#223 - Militarizando a fé: quando a oração do Senhor se torna uma arma
O Secretário de Guerra Pete Hegseth ocupa uma das posições mais poderosas do governo federal dos Estados Unidos. Como chefe do Departamento de Guerra, ele atua como o principal estrategista militar da nação e conselheiro do Presidente em matérias de guerra e defesa nacional. Suas decisões influenciam não apenas as operações das forças armadas dos EUA, mas também os desdobramentos políticos em todo o mundo.

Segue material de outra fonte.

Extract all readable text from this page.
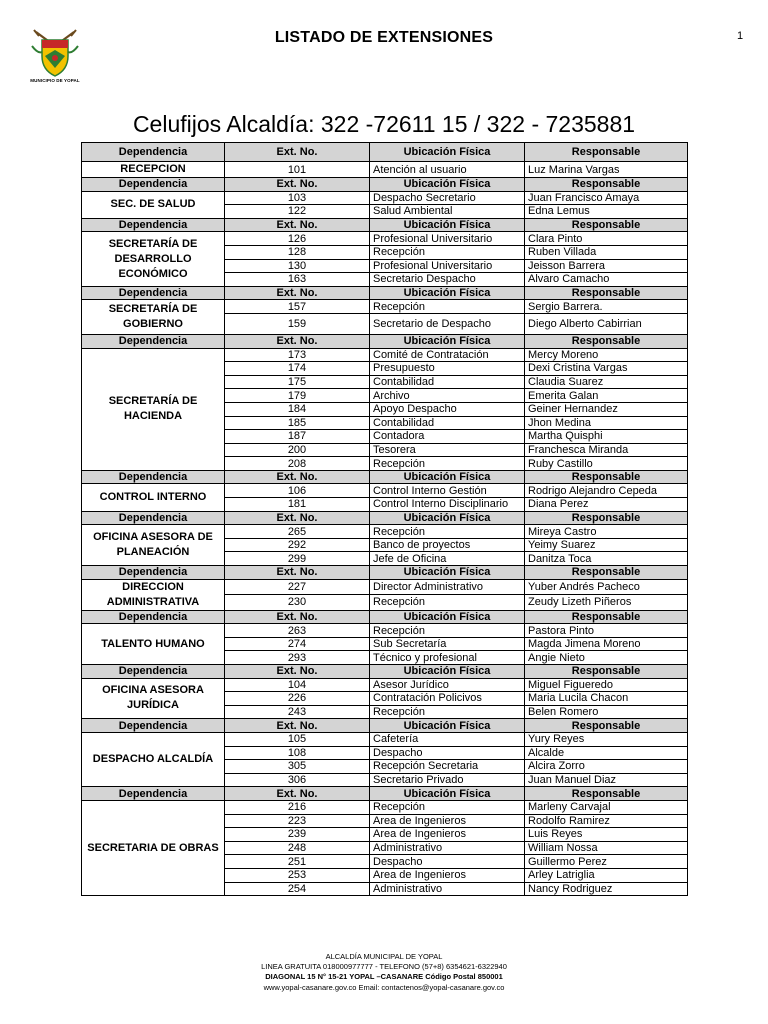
MUNICIPIO DE YOPAL
LISTADO DE EXTENSIONES	1
Celufijos Alcaldía: 322 -72611 15 / 322 - 7235881
Dependencia	Ext. No.	Ubicación Física	Responsable
RECEPCION	101	Atención al usuario	Luz Marina Vargas
Dependencia	Ext. No.	Ubicación Física	Responsable
SEC. DE SALUD	103	Despacho Secretario	Juan Francisco Amaya
	122	Salud Ambiental	Edna Lemus
Dependencia	Ext. No.	Ubicación Física	Responsable
SECRETARÍA DE DESARROLLO ECONÓMICO	126	Profesional Universitario	Clara Pinto
	128	Recepción	Ruben Villada
	130	Profesional Universitario	Jeisson Barrera
	163	Secretario Despacho	Alvaro Camacho
Dependencia	Ext. No.	Ubicación Física	Responsable
SECRETARÍA DE GOBIERNO	157	Recepción	Sergio Barrera.
	159	Secretario de Despacho	Diego Alberto Cabirrian
Dependencia	Ext. No.	Ubicación Física	Responsable
SECRETARÍA DE HACIENDA	173	Comité de Contratación	Mercy Moreno
	174	Presupuesto	Dexi Cristina Vargas
	175	Contabilidad	Claudia Suarez
	179	Archivo	Emerita Galan
	184	Apoyo Despacho	Geiner Hernandez
	185	Contabilidad	Jhon Medina
	187	Contadora	Martha Quisphi
	200	Tesorera	Franchesca Miranda
	208	Recepción	Ruby Castillo
Dependencia	Ext. No.	Ubicación Física	Responsable
CONTROL INTERNO	106	Control Interno Gestión	Rodrigo Alejandro Cepeda
	181	Control Interno Disciplinario	Diana Perez
Dependencia	Ext. No.	Ubicación Física	Responsable
OFICINA ASESORA DE PLANEACIÓN	265	Recepción	Mireya Castro
	292	Banco de proyectos	Yeimy Suarez
	299	Jefe de Oficina	Danitza Toca
Dependencia	Ext. No.	Ubicación Física	Responsable
DIRECCION ADMINISTRATIVA	227	Director Administrativo	Yuber Andrés Pacheco
	230	Recepción	Zeudy Lizeth Piñeros
Dependencia	Ext. No.	Ubicación Física	Responsable
TALENTO HUMANO	263	Recepción	Pastora Pinto
	274	Sub Secretaría	Magda Jimena Moreno
	293	Técnico y profesional	Angie Nieto
Dependencia	Ext. No.	Ubicación Física	Responsable
OFICINA ASESORA JURÍDICA	104	Asesor Jurídico	Miguel Figueredo
	226	Contratación Policivos	Maria Lucila Chacon
	243	Recepción	Belen Romero
Dependencia	Ext. No.	Ubicación Física	Responsable
DESPACHO ALCALDÍA	105	Cafetería	Yury Reyes
	108	Despacho	Alcalde
	305	Recepción Secretaria	Alcira Zorro
	306	Secretario Privado	Juan Manuel Diaz
Dependencia	Ext. No.	Ubicación Física	Responsable
SECRETARIA DE OBRAS	216	Recepción	Marleny Carvajal
	223	Area de Ingenieros	Rodolfo Ramirez
	239	Area de Ingenieros	Luis Reyes
	248	Administrativo	William Nossa
	251	Despacho	Guillermo Perez
	253	Area de Ingenieros	Arley Latriglia
	254	Administrativo	Nancy Rodriguez
ALCALDÍA MUNICIPAL DE YOPAL
LINEA GRATUITA 018000977777 - TELEFONO (57+8) 6354621-6322940
DIAGONAL 15 N° 15-21 YOPAL –CASANARE Código Postal 850001
www.yopal-casanare.gov.co Email: contactenos@yopal-casanare.gov.co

No dia 20 de setembro de 2025, o Secretário Hegseth publicou um vídeo na conta oficial no X, recitando a Oração do Senhor (Pai Nosso), enquanto imagens de aviões de guerra, tanques e bombas apareciam na tela. Nesse contexto, a fé foi usada para justificar a força, e textos bíblicos foram empregados para fazer a violência parecer aprovada por Deus. A fusão da oração de Cristo — um apelo sagrado por paz e perdão — com símbolos de guerra envia uma mensagem perigosa e profundamente contraditória. No centro dessa questão está o princípio da separação entre Igreja e Estado, consagrado na Primeira Emenda da Constituição dos EUA.

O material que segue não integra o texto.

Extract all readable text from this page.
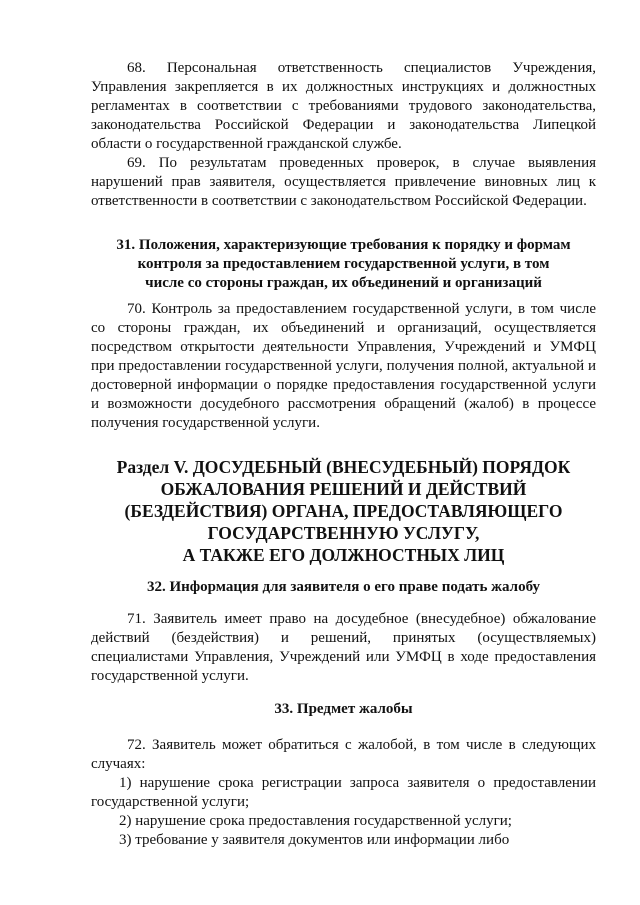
68. Персональная ответственность специалистов Учреждения, Управления закрепляется в их должностных инструкциях и должностных регламентах в соответствии с требованиями трудового законодательства, законодательства Российской Федерации и законодательства Липецкой области о государственной гражданской службе.

69. По результатам проведенных проверок, в случае выявления нарушений прав заявителя, осуществляется привлечение виновных лиц к ответственности в соответствии с законодательством Российской Федерации.

31. Положения, характеризующие требования к порядку и формам

контроля за предоставлением государственной услуги, в том

числе со стороны граждан, их объединений и организаций

70. Контроль за предоставлением государственной услуги, в том числе со стороны граждан, их объединений и организаций, осуществляется посредством открытости деятельности Управления, Учреждений и УМФЦ при предоставлении государственной услуги, получения полной, актуальной и достоверной информации о порядке предоставления государственной услуги и возможности досудебного рассмотрения обращений (жалоб) в процессе получения государственной услуги.

Раздел V. ДОСУДЕБНЫЙ (ВНЕСУДЕБНЫЙ) ПОРЯДОК

ОБЖАЛОВАНИЯ РЕШЕНИЙ И ДЕЙСТВИЙ

(БЕЗДЕЙСТВИЯ) ОРГАНА, ПРЕДОСТАВЛЯЮЩЕГО

ГОСУДАРСТВЕННУЮ УСЛУГУ,

А ТАКЖЕ ЕГО ДОЛЖНОСТНЫХ ЛИЦ

32. Информация для заявителя о его праве подать жалобу

71. Заявитель имеет право на досудебное (внесудебное) обжалование действий (бездействия) и решений, принятых (осуществляемых) специалистами Управления, Учреждений или УМФЦ в ходе предоставления государственной услуги.

33. Предмет жалобы

72. Заявитель может обратиться с жалобой, в том числе в следующих случаях:

1) нарушение срока регистрации запроса заявителя о предоставлении государственной услуги;

2) нарушение срока предоставления государственной услуги;

3) требование у заявителя документов или информации либо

Como Secretário de Guerra, Hegseth não age como cidadão privado, mas como representante do Estado. Ao invocar a Oração do Senhor por meio de mídia governamental oficial, ele apresenta os militares dos EUA como um exército cristão envolvido em uma guerra sancionada por Deus — uma imagem que conflita diretamente com os fundamentos da liberdade americana e da liberdade religiosa.
A Oração do Senhor, dada pelo próprio Cristo, é um chamado para avançar o reino espiritual de Deus — não para defender ou conquistar territórios terrenos. É um pedido por perdão e livramento do mal, falado em linguagem de humildade e reconciliação, não um chamado para conquista e destruição. Transformar essa oração sagrada, sobrepondo-a a bombas e tanques, é transformar uma prece de paz em um instrumento de guerra psicológica cristã. Essa abordagem corrompe o significado espiritual da Oração do Senhor e sugere, falsamente, que Jesus aprova muitas das campanhas militares terrenas modernas.
A história mostra que quando nações misturam autoridade divina com poder militar, isso leva a cruzadas, perseguições e derramamento de sangue em nome de Deus — uma traição da própria fé que afirmam sustentar. A mensagem subjacente é clara: as políticas militares dos EUA estariam sendo guiadas por motivos religiosos, e não por princípios constitucionais — ou seja, seria uma declaração de nacionalismo cristão e um ressurgimento da ideia da guerra santa.
As Forças Armadas dos Estados Unidos deveriam proteger cidadãos de todas as crenças — e não elevar uma fé acima da outra. Ao buscar santificar instrumentos de guerra com a Oração do Senhor, o vídeo de Hegseth mina o princípio da neutralidade religiosa e afasta aqueles de outras crenças — ou sem crença — que servem sob a mesma bandeira e juraram defender a Constituição.
Quando o Estado começa a usar a linguagem da Igreja para justificar suas ações militares, ele desonra tanto a Bíblia quanto a Constituição.
Governo e religião jamais devem se fundir — e a Oração do Senhor não deveria ser usada contra o pano de fundo de aviões de guerra e bombas.